Louise: A girl, talented, nervous, unhappy over her career. A stay-at-home who likes to eat only when and if she’s hungry. She seldom is. Shy, entertaining notions of genius at bay. A minor Garbo, hiding her face from her fellow workers in public—“No, no, don’t speak to me off the set, please. Know me only as an artist.”

Odets: A Leftist politically, working at it feverishly. A man impatient with failure. A man shy of illness who doesn’t visit sickbeds. A force—a voice crying out—a cause in spectacles.

How could marriage win?

JOAN BENNETT FACTS

There are four puppies in Joan’s new dog kennels which she started because of her love for blond cocker spaniels.

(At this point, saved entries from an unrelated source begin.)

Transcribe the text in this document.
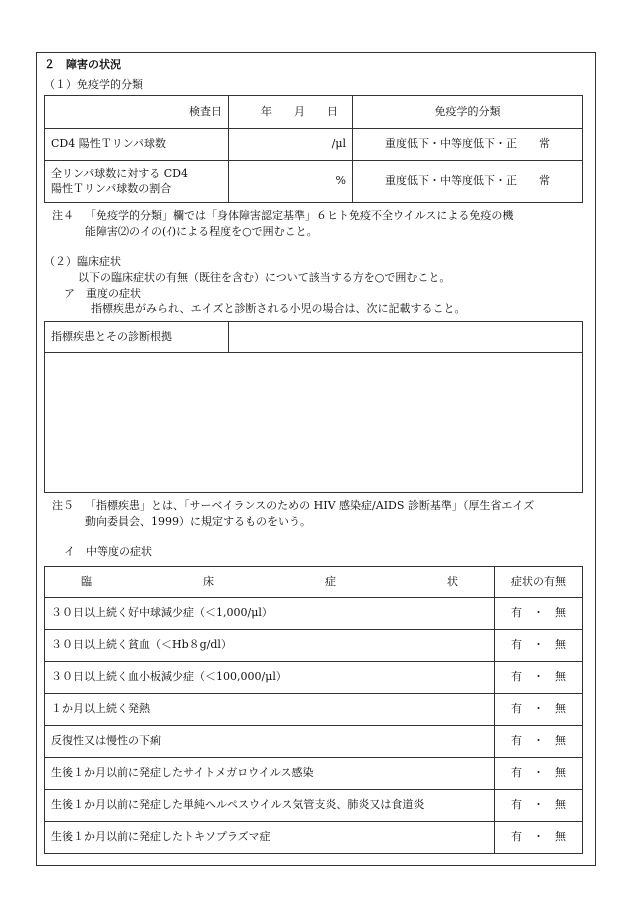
２　障害の状況
（１）免疫学的分類
検査日	年 月 日	免疫学的分類
CD4 陽性Ｔリンパ球数	/μl	重度低下・中等度低下・正　　常

全リンパ球数に対する CD4
陽性Ｔリンパ球数の割合	%	重度低下・中等度低下・正　　常
注４ 「免疫学的分類」欄では「身体障害認定基準」６ヒト免疫不全ウイルスによる免疫の機
能障害⑵のイの(ｲ)による程度を○で囲むこと。
（２）臨床症状
以下の臨床症状の有無（既往を含む）について該当する方を○で囲むこと。
ア　重度の症状
指標疾患がみられ、エイズと診断される小児の場合は、次に記載すること。
指標疾患とその診断根拠	

注５ 「指標疾患」とは、「サーベイランスのための HIV 感染症/AIDS 診断基準」（厚生省エイズ
動向委員会、1999）に規定するものをいう。
イ　中等度の症状
臨床症状	症状の有無
３０日以上続く好中球減少症（＜1,000/μl）	有　・　無
３０日以上続く貧血（＜Hb８g/dl）	有　・　無
３０日以上続く血小板減少症（＜100,000/μl）	有　・　無
１か月以上続く発熱	有　・　無
反復性又は慢性の下痢	有　・　無
生後１か月以前に発症したサイトメガロウイルス感染	有　・　無
生後１か月以前に発症した単純ヘルペスウイルス気管支炎、肺炎又は食道炎	有　・　無
生後１か月以前に発症したトキソプラズマ症	有　・　無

By a series of elimination she has finally hit on ‘Bemeldi’ a contraction of Bennett and the names of her two children, Melinda and Diddy, as a name for her kennels. Merle Oberon was her very first customer, buying the cutest of the puppies.

Joan has thought out a fashion hint that should interest all blondes.

“I’ve made the mistake for years,” Joan says, “of dressing, more or less, in frilly clothes. Now I realize all blondes should dress in tailored clothes. The lightness of hair and skin becomes too pronounced in frills. It’s tailor-mades for me from now on.”

A WORRIED RHETT AND SCARLETT

With the announcement of Clark Gable as Rhett Butler and Norma Shearer as Scarlett in Gone with the Wind, Clark and Norma, far from happy, are wearing two worried frowns on their personable faces.

Clark is anxious to know these things:

“Will I bet the Rhett Butler of the fans’ dreams? If I please the North, will the South be happy over the choices? Will I interpret each scene, each move, as the millions of readers have pictured it in their minds and hearts?

“Will I fail in this, my heaviest assignment to date? Frankly, I don’t see how any actor can win with this role and I’m uneasy.”

Shearer asks this of her closest friends:

“Will I be hated by fans if I put all the shallowness of Scarlett into the role? Can they forgive me if I don’t? Will this role have a lasting influence on my career? Will the public realize it’s only play-acting, or has Scarlett become a living, breathing human to them—one I’m now about to become?”

So, on the eve of one of their greatest cinematic ventures, we find these two fine artists worried, anxious, concerned. Who says Hollywood takes its movies lightly?